Quinn lifted his head, and smiled a contemptuous smile. Such a shock was extremely unlikely to occur again. There was no unknown threat. He was perfectly safe. Night could still dawn.
He stood up, and turned slowly, examining his surroundings properly for the first time. The celebrated Napoleonic heart of the city was encompassed by a range of splendid white, silver, and gold towers. Their burnished surfaces hurt his eyes, as their grandeur hurt his sensibility. But somewhere among all this cleanliness and vitality, the waster kids would be grubbing through dank refuse, hurting each other and unwary civilians for no reason they understood. Finding them would be as easy here as it had been in New York. Just walk in the direction everyone else was coming from. His heartland, where his words would bring its denizens purpose.
He completed his turn. Right ahead of him the Eiffel Tower stood guard at the end of a broad immaculate park, with sightseers wandering round its base. Even in Edmonton, Quinn had heard of this structure. A proud symbol of Gallic forbearance through all the centuries of Govcentral’s pallid uniformity. Its very endurance reflecting the strengths and determination of the people who regarded it as their own. Precious to the world. And now, so terribly fragile with age.

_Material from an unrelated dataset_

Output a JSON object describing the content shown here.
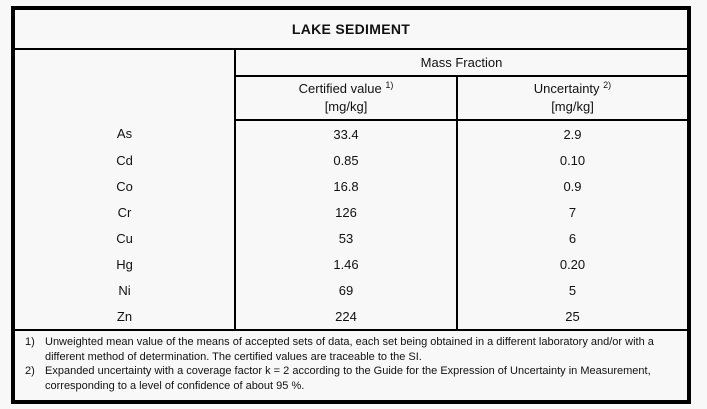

Quinn started to chuckle greedily.
Andy Behoo fell in love. It was instantaneous. She walked in through the door of Jude’s Eworld, kicking off a cascade of datavised alarms, and he was utterly smitten.
Terminal babe. Taller than him by a good ten centimetres, with the most gorgeous cloak of hair. A face with soft features so delicate as to be way beyond anything cosmetic adapter packages could achieve—a natural beauty. She wore a white sleeveless T-shirt that showed off a hot figure without revealing anything, and a scarlet skirt that didn’t reach her knees. But it was the way she carried herself that clinched it for him. Perfectly composed, yet she still looked round the shop with child-like curiosity.
The rest of the staff were all giving her clandestine glances as the doorway scanners datavised their findings. Then the smaller girl entered behind her, and the scanners gave out an almost duplicate alert. How weird. They couldn’t possibly be a cop grab operation, too obvious. Besides, the manager was pretty regular when it came to slipping the shop’s bung to the district station.